Agrostis humilis is a species of grass known by the common names of mountain bent grass and alpine bentgrass, which can be found in Western United States and Canada.

==Description==
The plant perennial and caespitose while it culms are 5–10 cm long. The eciliate membrane have a 0.5–1 mm long ligule which is also both erose and truncate. It have filiformed and flat leaf-blades which are 2–10 cm long and 0.5–1 mm wide. The panicle is inflorescenced and is 1.5–2.5 cm by 0.5 cm and is linear with the main branches being appressed. Spikelets are 2 mm long and are both elliptic and solitary. They also carry both a pediceled fertile spikelet and one fertile floret which have a hairless callus.

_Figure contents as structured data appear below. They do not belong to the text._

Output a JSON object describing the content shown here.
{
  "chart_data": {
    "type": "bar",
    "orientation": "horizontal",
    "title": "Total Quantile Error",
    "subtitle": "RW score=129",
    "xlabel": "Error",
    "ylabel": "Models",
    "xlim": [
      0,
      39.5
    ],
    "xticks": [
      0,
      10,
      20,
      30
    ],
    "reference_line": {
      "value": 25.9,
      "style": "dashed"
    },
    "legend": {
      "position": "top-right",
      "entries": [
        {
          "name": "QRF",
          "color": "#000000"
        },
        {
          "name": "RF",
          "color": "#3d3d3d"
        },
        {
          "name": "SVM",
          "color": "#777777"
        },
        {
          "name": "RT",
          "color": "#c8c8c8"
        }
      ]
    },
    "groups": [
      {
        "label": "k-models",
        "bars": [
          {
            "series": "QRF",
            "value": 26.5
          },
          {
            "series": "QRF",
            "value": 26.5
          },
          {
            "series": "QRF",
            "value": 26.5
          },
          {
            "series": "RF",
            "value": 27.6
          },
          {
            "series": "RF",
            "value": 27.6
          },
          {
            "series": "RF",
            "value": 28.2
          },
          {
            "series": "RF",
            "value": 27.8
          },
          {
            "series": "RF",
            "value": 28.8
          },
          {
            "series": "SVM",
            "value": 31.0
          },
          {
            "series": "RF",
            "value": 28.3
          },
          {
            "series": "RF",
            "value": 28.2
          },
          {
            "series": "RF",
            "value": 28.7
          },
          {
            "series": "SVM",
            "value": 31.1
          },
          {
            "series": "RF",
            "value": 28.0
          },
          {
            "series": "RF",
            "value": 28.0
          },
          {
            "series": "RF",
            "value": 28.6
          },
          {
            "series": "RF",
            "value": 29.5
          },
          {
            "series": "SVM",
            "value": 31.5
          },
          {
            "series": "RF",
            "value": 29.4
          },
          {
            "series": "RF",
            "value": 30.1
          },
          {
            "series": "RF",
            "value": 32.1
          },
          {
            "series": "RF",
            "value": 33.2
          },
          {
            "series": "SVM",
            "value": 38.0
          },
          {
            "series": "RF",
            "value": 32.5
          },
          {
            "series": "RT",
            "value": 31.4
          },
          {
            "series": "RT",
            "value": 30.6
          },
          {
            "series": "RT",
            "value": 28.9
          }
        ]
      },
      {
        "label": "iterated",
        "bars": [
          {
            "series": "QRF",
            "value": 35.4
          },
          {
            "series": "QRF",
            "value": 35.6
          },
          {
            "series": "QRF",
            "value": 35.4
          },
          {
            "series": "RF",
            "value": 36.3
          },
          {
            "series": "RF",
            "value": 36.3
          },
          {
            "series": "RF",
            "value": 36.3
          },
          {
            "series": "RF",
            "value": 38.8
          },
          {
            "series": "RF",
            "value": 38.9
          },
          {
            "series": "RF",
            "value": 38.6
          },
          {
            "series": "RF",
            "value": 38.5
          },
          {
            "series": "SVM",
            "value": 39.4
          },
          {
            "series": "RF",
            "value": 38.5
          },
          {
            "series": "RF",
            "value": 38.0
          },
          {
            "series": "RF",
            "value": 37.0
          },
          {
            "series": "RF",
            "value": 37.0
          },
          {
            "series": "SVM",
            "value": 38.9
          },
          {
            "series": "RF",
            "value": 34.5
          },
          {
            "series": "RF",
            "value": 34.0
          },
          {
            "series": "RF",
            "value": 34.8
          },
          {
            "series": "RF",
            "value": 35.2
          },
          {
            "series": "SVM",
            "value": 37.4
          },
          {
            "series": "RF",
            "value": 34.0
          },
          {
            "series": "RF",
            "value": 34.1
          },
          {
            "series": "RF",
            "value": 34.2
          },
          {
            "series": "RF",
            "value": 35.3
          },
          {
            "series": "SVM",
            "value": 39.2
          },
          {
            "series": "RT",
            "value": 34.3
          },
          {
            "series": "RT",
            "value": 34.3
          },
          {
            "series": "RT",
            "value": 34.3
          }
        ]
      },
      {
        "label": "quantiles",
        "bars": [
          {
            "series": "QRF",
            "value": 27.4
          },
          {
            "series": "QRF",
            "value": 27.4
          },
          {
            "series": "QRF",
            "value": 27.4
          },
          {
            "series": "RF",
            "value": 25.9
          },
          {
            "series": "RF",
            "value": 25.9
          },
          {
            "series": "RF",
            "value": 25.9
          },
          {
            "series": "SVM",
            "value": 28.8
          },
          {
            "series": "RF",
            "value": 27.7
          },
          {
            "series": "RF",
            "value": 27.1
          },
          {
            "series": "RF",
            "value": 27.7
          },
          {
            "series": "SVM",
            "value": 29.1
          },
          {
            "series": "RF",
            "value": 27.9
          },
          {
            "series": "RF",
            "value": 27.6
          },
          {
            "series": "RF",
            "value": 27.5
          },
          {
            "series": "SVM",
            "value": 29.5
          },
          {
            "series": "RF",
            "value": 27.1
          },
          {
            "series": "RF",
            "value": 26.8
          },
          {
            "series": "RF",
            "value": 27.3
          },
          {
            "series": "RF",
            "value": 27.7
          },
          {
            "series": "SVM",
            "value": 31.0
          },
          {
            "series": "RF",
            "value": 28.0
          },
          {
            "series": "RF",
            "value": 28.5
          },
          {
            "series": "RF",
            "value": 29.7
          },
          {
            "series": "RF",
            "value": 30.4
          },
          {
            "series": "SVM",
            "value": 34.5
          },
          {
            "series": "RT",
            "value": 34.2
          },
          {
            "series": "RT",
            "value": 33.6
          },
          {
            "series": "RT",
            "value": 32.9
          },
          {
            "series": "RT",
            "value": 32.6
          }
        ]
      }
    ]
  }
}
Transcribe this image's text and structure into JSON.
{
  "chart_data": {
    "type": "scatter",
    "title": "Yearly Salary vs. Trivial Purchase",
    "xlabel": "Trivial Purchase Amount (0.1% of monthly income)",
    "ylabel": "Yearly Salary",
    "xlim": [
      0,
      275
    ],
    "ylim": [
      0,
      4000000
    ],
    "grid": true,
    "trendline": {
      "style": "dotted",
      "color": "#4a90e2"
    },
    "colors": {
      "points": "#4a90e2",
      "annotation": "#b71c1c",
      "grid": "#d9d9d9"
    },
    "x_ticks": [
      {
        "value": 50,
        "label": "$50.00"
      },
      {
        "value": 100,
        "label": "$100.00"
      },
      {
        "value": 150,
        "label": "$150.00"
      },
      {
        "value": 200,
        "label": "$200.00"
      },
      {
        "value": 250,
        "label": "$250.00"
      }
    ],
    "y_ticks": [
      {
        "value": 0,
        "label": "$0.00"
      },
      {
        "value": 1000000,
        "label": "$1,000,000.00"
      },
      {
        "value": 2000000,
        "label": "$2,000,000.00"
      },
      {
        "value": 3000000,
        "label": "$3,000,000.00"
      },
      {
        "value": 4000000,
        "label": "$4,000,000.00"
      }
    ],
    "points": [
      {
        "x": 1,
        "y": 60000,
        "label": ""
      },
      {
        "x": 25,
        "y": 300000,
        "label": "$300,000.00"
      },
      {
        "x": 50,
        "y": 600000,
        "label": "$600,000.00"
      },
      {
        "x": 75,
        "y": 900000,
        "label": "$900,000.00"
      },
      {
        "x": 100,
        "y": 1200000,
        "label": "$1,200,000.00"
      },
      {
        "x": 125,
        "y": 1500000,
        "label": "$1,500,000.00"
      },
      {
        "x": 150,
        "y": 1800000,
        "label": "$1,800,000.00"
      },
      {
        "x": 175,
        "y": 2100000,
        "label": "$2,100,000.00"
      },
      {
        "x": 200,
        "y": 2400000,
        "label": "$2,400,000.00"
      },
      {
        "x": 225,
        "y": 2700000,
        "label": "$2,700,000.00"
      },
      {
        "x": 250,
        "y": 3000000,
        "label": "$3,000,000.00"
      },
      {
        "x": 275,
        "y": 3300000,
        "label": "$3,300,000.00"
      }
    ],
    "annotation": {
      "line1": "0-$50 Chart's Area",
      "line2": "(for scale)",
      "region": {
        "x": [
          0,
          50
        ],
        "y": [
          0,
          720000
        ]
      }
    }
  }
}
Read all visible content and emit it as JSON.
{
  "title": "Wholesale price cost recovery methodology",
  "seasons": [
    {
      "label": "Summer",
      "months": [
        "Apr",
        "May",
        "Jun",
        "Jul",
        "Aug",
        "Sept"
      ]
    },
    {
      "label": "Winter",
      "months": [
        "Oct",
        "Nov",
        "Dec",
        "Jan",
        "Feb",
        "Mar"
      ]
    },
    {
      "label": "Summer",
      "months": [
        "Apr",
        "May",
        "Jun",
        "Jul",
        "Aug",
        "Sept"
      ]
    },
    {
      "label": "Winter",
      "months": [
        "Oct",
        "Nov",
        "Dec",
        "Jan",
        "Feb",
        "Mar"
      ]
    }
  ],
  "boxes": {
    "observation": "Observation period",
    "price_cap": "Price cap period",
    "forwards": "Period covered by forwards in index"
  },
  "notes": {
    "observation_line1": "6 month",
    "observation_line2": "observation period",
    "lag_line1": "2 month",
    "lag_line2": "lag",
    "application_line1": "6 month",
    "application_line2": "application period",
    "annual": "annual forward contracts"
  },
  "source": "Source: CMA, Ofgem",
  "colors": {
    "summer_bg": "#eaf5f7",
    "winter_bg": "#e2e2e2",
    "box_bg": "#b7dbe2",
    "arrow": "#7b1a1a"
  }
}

The glumes are 2 mm long, lanceolate, membranous and have acute apexes. Fertile lemma is of the same size as glumes and is both elliptic and hyaline. It have hyaline palea which is 0.66–0.75 mm long with rhachilla is extended at 0–0.15 mm. Flowers are membranous and 0.3 mm long with two lodicules. They also have three stamens which are 0.6–0.7 mm long with fruits being caryopses, having an additional pericarp and linear. hilum.

==Conservation==
In California, the plant is considered endangered.